Wall Streeters, lawyers, and the insurance industry are the biggest group-donors to the five incoming Democratic committee chairmen in the House of Representatives who will likely be deeply lodged thorns in President Donald Trump’s side in 2019.
Topping the list of group-givers are lawyers and law firms, both in terms of total contributions to the five in the 2018 campaign ($810,910) and as the leading donor group to two particular Democrats who are expected to give Trump endless headaches in the 116th Congress.
The two include incoming House Permanent Select Committee on Intelligence Chairman Rep. Adam Schiff (D-Calif.), and Rep. Jerrold Nadler (D-N.Y.), the soon-to-be House Judiciary Committee chairman.
Having lawyers and law firms—including many trial attorneys filing big-ticket class-action litigation against Fortune 500 corporations and deep-pocketed, high-profile individuals—so prominent among donors to these two committee chairmen could pour salt on such wounds.
The insurance industry is the contributor group (third-highest overall at $575,754) that led donors for two other incoming committee chairs: House Financial Services Committee Chairwoman Maxine Waters (D-Calif.) and House Ways and Means Committee Chairman Richard Neal (D-Mass.).
They helped Neal because it’s never good politics to be on the bad side of the Ways and means Panel chief. Thus, Neal could deploy an outsized influence on fence-sitting Democrats in the event of crucial votes on the House floor.
And Neal will have leverage in pressuring his partisan colleagues on other committees to take actions that can then become bargaining chips for Trump’s tax returns or other sensitive documents.
Thus, Schiff, Nadler, and Waters will grab lots of heated headlines against Trump, but don’t be surprised if Neal proves to be the behind-the-scenes power creating the president’s biggest problems.

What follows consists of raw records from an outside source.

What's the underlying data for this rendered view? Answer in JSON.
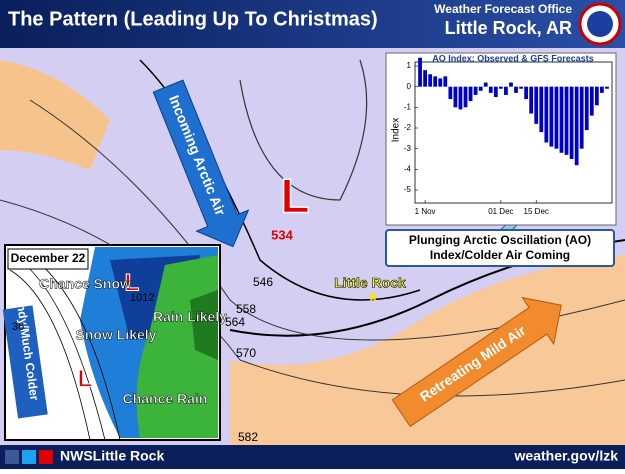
{
  "header": {
    "title": "The Pattern (Leading Up To Christmas)",
    "office": "Weather Forecast Office",
    "location": "Little Rock, AR"
  },
  "footer": {
    "social": "NWSLittle Rock",
    "url": "weather.gov/lzk"
  },
  "map": {
    "arctic_arrow": "Incoming Arctic Air",
    "low": "L",
    "low_height": "534",
    "contour_labels": [
      "546",
      "558",
      "564",
      "570",
      "582"
    ],
    "city": "Little Rock",
    "mild_arrow": "Retreating Mild Air",
    "callout": [
      "Plunging Arctic Oscillation (AO)",
      "Index/Colder Air Coming"
    ]
  },
  "inset": {
    "date": "December 22",
    "side_label": "Windy/Much Colder",
    "pressure": "1012",
    "temp": "36",
    "lows": [
      "L",
      "L"
    ],
    "zones": [
      "Chance Snow",
      "Snow Likely",
      "Rain Likely",
      "Chance Rain"
    ]
  },
  "chart_data": {
    "type": "bar",
    "title": "AO Index: Observed & GFS Forecasts",
    "y_label": "Index",
    "color": "#0000cc",
    "x": [
      -2,
      0,
      2,
      4,
      6,
      8,
      10,
      12,
      14,
      16,
      18,
      20,
      22,
      24,
      26,
      28,
      30,
      32,
      34,
      36,
      38,
      40,
      42,
      44,
      46,
      48,
      50,
      52,
      54,
      56,
      58,
      60,
      62,
      64,
      66,
      68,
      70,
      72
    ],
    "values": [
      1.4,
      0.8,
      0.6,
      0.5,
      0.4,
      0.5,
      -0.6,
      -1.0,
      -1.1,
      -1.0,
      -0.7,
      -0.4,
      -0.2,
      0.2,
      -0.3,
      -0.5,
      -0.1,
      -0.4,
      0.2,
      -0.3,
      -0.1,
      -0.6,
      -1.3,
      -1.8,
      -2.2,
      -2.7,
      -2.9,
      -3.0,
      -3.2,
      -3.3,
      -3.5,
      -3.8,
      -3.0,
      -2.1,
      -1.4,
      -0.9,
      -0.3,
      -0.1
    ],
    "xlim": [
      -4,
      74
    ],
    "xticks": [
      {
        "value": 0,
        "label": "1 Nov"
      },
      {
        "value": 30,
        "label": "01 Dec"
      },
      {
        "value": 44,
        "label": "15 Dec"
      }
    ],
    "ylim": [
      -5,
      1
    ],
    "yticks": [
      1,
      0,
      -1,
      -2,
      -3,
      -4,
      -5
    ]
  }
}
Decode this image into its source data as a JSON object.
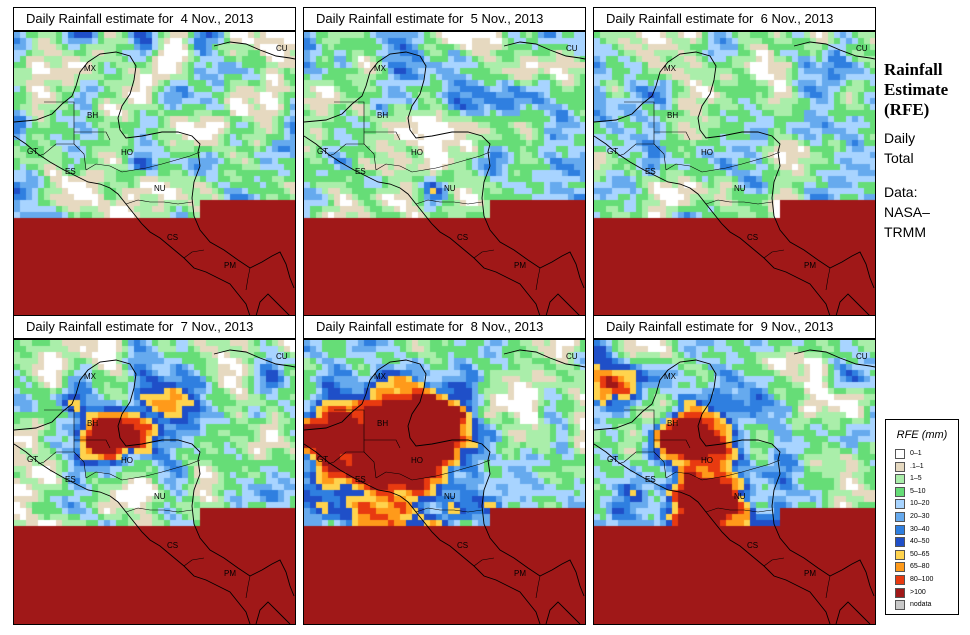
{
  "panels": [
    {
      "title": "Daily Rainfall estimate for  4 Nov., 2013",
      "seed": 4,
      "storm": "none"
    },
    {
      "title": "Daily Rainfall estimate for  5 Nov., 2013",
      "seed": 5,
      "storm": "none"
    },
    {
      "title": "Daily Rainfall estimate for  6 Nov., 2013",
      "seed": 6,
      "storm": "none"
    },
    {
      "title": "Daily Rainfall estimate for  7 Nov., 2013",
      "seed": 7,
      "storm": "belize"
    },
    {
      "title": "Daily Rainfall estimate for  8 Nov., 2013",
      "seed": 8,
      "storm": "honduras"
    },
    {
      "title": "Daily Rainfall estimate for  9 Nov., 2013",
      "seed": 9,
      "storm": "nicaragua"
    }
  ],
  "country_labels": [
    "MX",
    "CU",
    "BH",
    "GT",
    "HO",
    "ES",
    "NU",
    "CS",
    "PM"
  ],
  "sidebar": {
    "title_lines": [
      "Rainfall",
      "Estimate",
      "(RFE)"
    ],
    "text_lines": [
      "Daily",
      "Total",
      "",
      "Data:",
      "NASA–",
      "TRMM"
    ]
  },
  "legend": {
    "title": "RFE (mm)",
    "items": [
      {
        "label": "0–1",
        "color": "#ffffff"
      },
      {
        "label": ".1–1",
        "color": "#e6d9c0"
      },
      {
        "label": "1–5",
        "color": "#aaeeaa"
      },
      {
        "label": "5–10",
        "color": "#66dd77"
      },
      {
        "label": "10–20",
        "color": "#a8d4ff"
      },
      {
        "label": "20–30",
        "color": "#66aaee"
      },
      {
        "label": "30–40",
        "color": "#2f7fe0"
      },
      {
        "label": "40–50",
        "color": "#1f4fc8"
      },
      {
        "label": "50–65",
        "color": "#ffd34d"
      },
      {
        "label": "65–80",
        "color": "#ff9a1a"
      },
      {
        "label": "80–100",
        "color": "#e83a10"
      },
      {
        "label": ">100",
        "color": "#a01818"
      },
      {
        "label": "nodata",
        "color": "#c8c8c8"
      }
    ]
  }
}
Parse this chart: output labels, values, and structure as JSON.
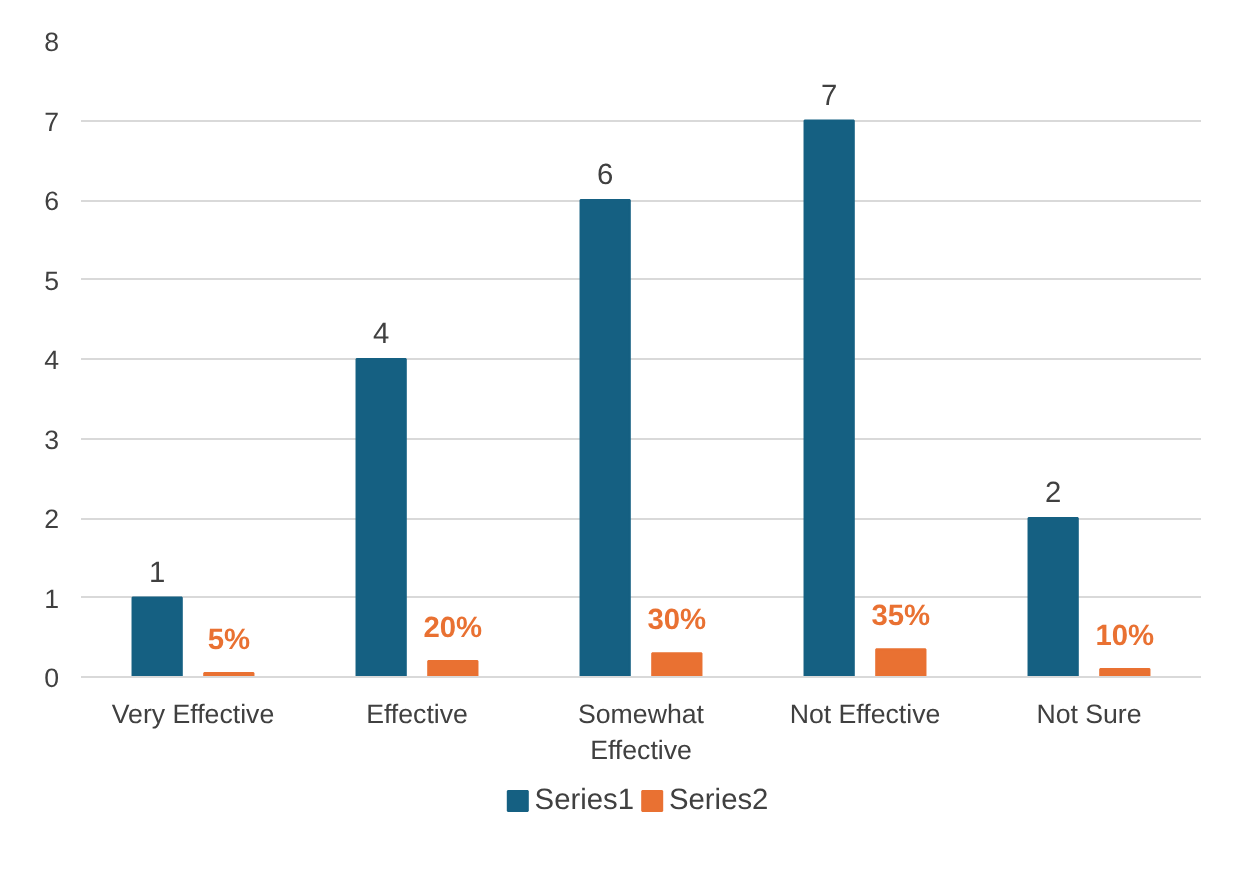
{
  "chart_data": {
    "type": "bar",
    "categories": [
      "Very Effective",
      "Effective",
      "Somewhat Effective",
      "Not Effective",
      "Not Sure"
    ],
    "series": [
      {
        "name": "Series1",
        "color": "#156082",
        "values": [
          1,
          4,
          6,
          7,
          2
        ],
        "value_labels": [
          "1",
          "4",
          "6",
          "7",
          "2"
        ]
      },
      {
        "name": "Series2",
        "color": "#e97132",
        "values": [
          0.05,
          0.2,
          0.3,
          0.35,
          0.1
        ],
        "value_labels": [
          "5%",
          "20%",
          "30%",
          "35%",
          "10%"
        ]
      }
    ],
    "ylim": [
      0,
      8
    ],
    "yticks": [
      0,
      1,
      2,
      3,
      4,
      5,
      6,
      7,
      8
    ],
    "grid": "y",
    "legend": "bottom"
  }
}
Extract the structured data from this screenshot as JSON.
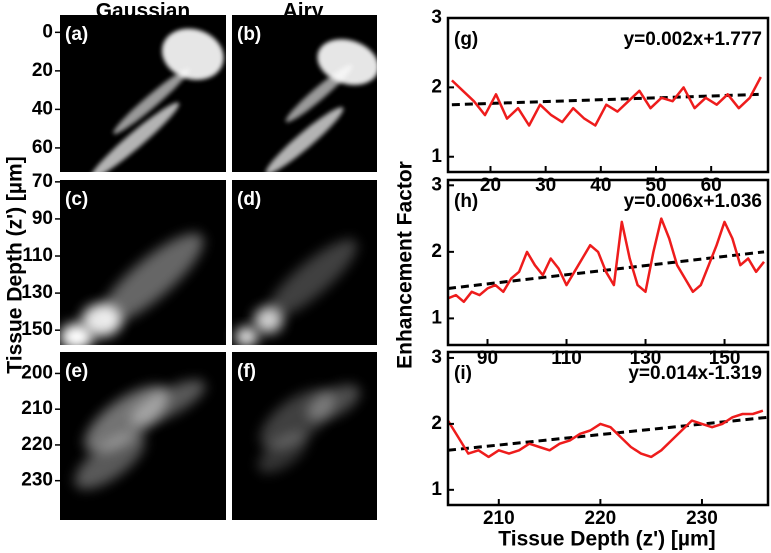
{
  "image_figure": {
    "column_titles": [
      "Gaussian",
      "Airy"
    ],
    "ylabel": "Tissue Depth (z') [µm]",
    "rows": [
      {
        "labels": [
          "(a)",
          "(b)"
        ],
        "ylim": [
          -9,
          72.5
        ],
        "yticks": [
          0,
          20,
          40,
          60
        ]
      },
      {
        "labels": [
          "(c)",
          "(d)"
        ],
        "ylim": [
          69,
          158
        ],
        "yticks": [
          70,
          90,
          110,
          130,
          150
        ]
      },
      {
        "labels": [
          "(e)",
          "(f)"
        ],
        "ylim": [
          194,
          241
        ],
        "yticks": [
          200,
          210,
          220,
          230
        ]
      }
    ]
  },
  "chart_data": [
    {
      "type": "line",
      "panel_label": "(g)",
      "annotation": "y=0.002x+1.777",
      "color": "#ee1c1c",
      "x": [
        13,
        15,
        17,
        19,
        21,
        23,
        25,
        27,
        29,
        31,
        33,
        35,
        37,
        39,
        41,
        43,
        45,
        47,
        49,
        51,
        53,
        55,
        57,
        59,
        61,
        63,
        65,
        67,
        69
      ],
      "values": [
        2.1,
        1.95,
        1.8,
        1.6,
        1.9,
        1.55,
        1.7,
        1.45,
        1.75,
        1.6,
        1.5,
        1.7,
        1.55,
        1.45,
        1.75,
        1.65,
        1.8,
        1.95,
        1.7,
        1.85,
        1.8,
        2.0,
        1.7,
        1.85,
        1.75,
        1.9,
        1.7,
        1.85,
        2.15
      ],
      "trend": {
        "x": [
          13,
          69
        ],
        "values": [
          1.75,
          1.9
        ],
        "color": "#000000"
      },
      "xlim": [
        12.3,
        70.3
      ],
      "xticks": [
        20,
        30,
        40,
        50,
        60
      ],
      "ylim": [
        0.78,
        3
      ],
      "yticks": [
        1,
        2,
        3
      ]
    },
    {
      "type": "line",
      "panel_label": "(h)",
      "annotation": "y=0.006x+1.036",
      "color": "#ee1c1c",
      "ylabel": "Enhancement Factor",
      "x": [
        80,
        82,
        84,
        86,
        88,
        90,
        92,
        94,
        96,
        98,
        100,
        102,
        104,
        106,
        108,
        110,
        112,
        114,
        116,
        118,
        120,
        122,
        124,
        126,
        128,
        130,
        132,
        134,
        136,
        138,
        140,
        142,
        144,
        146,
        148,
        150,
        152,
        154,
        156,
        158,
        160
      ],
      "values": [
        1.3,
        1.35,
        1.25,
        1.4,
        1.35,
        1.45,
        1.5,
        1.4,
        1.6,
        1.7,
        2.0,
        1.8,
        1.65,
        1.9,
        1.75,
        1.5,
        1.7,
        1.9,
        2.1,
        2.0,
        1.7,
        1.5,
        2.45,
        1.9,
        1.5,
        1.4,
        2.0,
        2.5,
        2.2,
        1.8,
        1.6,
        1.4,
        1.5,
        1.8,
        2.1,
        2.45,
        2.2,
        1.8,
        1.9,
        1.7,
        1.85
      ],
      "trend": {
        "x": [
          80,
          160
        ],
        "values": [
          1.45,
          2.0
        ],
        "color": "#000000"
      },
      "xlim": [
        80,
        161
      ],
      "xticks": [
        90,
        110,
        130,
        150
      ],
      "ylim": [
        0.6,
        3.08
      ],
      "yticks": [
        1,
        2,
        3
      ]
    },
    {
      "type": "line",
      "panel_label": "(i)",
      "annotation": "y=0.014x-1.319",
      "color": "#ee1c1c",
      "xlabel": "Tissue Depth (z') [µm]",
      "x": [
        205,
        206,
        207,
        208,
        209,
        210,
        211,
        212,
        213,
        214,
        215,
        216,
        217,
        218,
        219,
        220,
        221,
        222,
        223,
        224,
        225,
        226,
        227,
        228,
        229,
        230,
        231,
        232,
        233,
        234,
        235,
        236
      ],
      "values": [
        2.05,
        1.8,
        1.55,
        1.6,
        1.5,
        1.6,
        1.55,
        1.6,
        1.7,
        1.65,
        1.6,
        1.7,
        1.75,
        1.85,
        1.9,
        2.0,
        1.95,
        1.8,
        1.65,
        1.55,
        1.5,
        1.6,
        1.75,
        1.9,
        2.05,
        2.0,
        1.95,
        2.0,
        2.1,
        2.15,
        2.15,
        2.2
      ],
      "trend": {
        "x": [
          205,
          236.5
        ],
        "values": [
          1.6,
          2.1
        ],
        "color": "#000000"
      },
      "xlim": [
        205,
        236.5
      ],
      "xticks": [
        210,
        220,
        230
      ],
      "ylim": [
        0.77,
        3.09
      ],
      "yticks": [
        1,
        2,
        3
      ]
    }
  ]
}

As for the Wall Streeters, the securities and investment industry group wasn’t the top giver to any of the five, but it provided the second-highest contribution total at $622,659. This group ranked fourth on the lists for Nadler, Neal and Schiff, and third for Waters.
Finally, there’s incoming House Committee on Oversight and Government Reform Chairman Elijah Cummings (D-Md.). Judging by his campaign donors, Cummings might seem less of a threat to Trump.
Cummings is one of the key voices in Congress for organized labor, especially including federal worker unions, for whom the oversight panel is their most important tool to keep their power.
The oversight panel has a uniquely broad swath of authority, meaning Cummings can insert himself into pretty much whatever assault against Trump he chooses. And the 10-term Democrat can do so with little fear of upsetting his constituents in Baltimore, because he got almost 77 percent of the vote in 2018.